The Temporary Archive of Ambiguous Architecture
2012–2015 | Multi-part installation | 3D printing, agar cultures, fungi spores, sensors, PLA vessels, light tables, video
Les Territoires, Montréal, QC, Photo credits: Alison Reiko Loader
One longstanding strategy within contemporary art is to juxtapose the name of an artwork with a material configuration in order to unsettle the cultural authority of that name. With The Temporary Archive of Ambiguous Architecture, I worked deliberately with the concept of the “archive”, a term that carries connotations of stability, preservation, taxonomy, and control, and reimagined it through materials that grow, rot, mutate, and refuse permanence. These living archives were staged using the visual language of object preservation, sterile glassware, plinths, vitrines, dimmed lighting, illuminated bases, while the material systems inside them actively destabilized the very idea of the archive as fixed or authoritative.

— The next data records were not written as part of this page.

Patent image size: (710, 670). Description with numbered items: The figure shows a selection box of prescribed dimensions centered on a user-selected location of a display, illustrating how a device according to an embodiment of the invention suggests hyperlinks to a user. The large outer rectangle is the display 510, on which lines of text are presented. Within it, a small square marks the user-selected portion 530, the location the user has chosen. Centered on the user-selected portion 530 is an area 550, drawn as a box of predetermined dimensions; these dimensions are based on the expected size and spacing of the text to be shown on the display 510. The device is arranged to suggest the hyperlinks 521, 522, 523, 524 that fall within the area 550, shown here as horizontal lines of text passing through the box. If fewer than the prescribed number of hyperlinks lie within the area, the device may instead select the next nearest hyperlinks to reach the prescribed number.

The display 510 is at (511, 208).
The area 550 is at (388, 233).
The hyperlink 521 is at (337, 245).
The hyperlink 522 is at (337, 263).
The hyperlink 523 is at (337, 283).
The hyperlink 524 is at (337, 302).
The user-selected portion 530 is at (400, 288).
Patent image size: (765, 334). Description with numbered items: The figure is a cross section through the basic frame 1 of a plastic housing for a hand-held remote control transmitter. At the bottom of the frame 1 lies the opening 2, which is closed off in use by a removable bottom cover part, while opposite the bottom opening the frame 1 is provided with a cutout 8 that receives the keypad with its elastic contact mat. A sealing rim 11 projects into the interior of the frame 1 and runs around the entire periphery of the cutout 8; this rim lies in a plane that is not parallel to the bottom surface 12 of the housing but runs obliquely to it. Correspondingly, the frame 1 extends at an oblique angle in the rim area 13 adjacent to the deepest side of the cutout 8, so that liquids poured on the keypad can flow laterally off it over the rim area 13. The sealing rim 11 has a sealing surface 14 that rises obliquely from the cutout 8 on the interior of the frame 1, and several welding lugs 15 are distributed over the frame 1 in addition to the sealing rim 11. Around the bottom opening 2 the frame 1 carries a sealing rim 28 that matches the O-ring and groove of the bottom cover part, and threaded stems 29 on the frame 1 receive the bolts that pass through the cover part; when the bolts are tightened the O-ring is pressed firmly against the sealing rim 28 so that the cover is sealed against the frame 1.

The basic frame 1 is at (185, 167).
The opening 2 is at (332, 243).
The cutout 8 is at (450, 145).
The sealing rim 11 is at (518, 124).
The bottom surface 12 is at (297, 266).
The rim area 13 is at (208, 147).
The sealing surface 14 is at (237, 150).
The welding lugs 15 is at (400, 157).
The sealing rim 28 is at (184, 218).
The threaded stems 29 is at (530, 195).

By pairing conceptual inquiry with material enactment, the installation asks how an archive behaves when its contents are volatile, symbiotic, or alive. What happens when an archive generates its own narratives, outgrows its containers, or decomposes its housing? What becomes of an “object” when its identity emerges through duration rather than historical capture?
Across four iterations, the project expanded into a series of experiments in which 3D-printed geometries, fungal spores, agar-agar substrates, and environmental sensors collectively composed an archive that was always in flux.
Archive I: Math and Mycelium
A modified RepRap 3D printer was reconfigured to print agar gel infused with mycelium spores. A piezo microphone sensed vibrations in the room—footsteps, movement, ambient activity—triggering the printer to extrude a simple geometric line or layer. This act, echoing mycelial sensing in soil, linked human presence to fungal becoming. As the spores colonized the printed forms, the living growth dismantled the mathematically ordered space of the Cartesian grid, adding a temporal, unpredictable fourth dimension to the printer’s x–y–z logic.
Archive II: Fractal Vessels and PLA Decomposition
A set of 3D-printed vessels—modelled from mycelium patterns, fractals, and geometric sequences—were displayed on light tables as luminous architectural artifacts. In later versions, these towers were filled with inoculated substrate to test how fungal growth could physically transform, soften, or decompose the PLA plastic structures themselves, revealing an architecture performed through decay and multispecies agency.
Archive III: Still … Life
A video work created through DIY 3D scanning and open-source animation tools documented the process of making the installation. The film reflects on layers of instrumentalization—measurement, modelling, architectural visualization—and interrupts these traditions through vibration-triggered printing and the speculative semiotics of spore-led mark-making.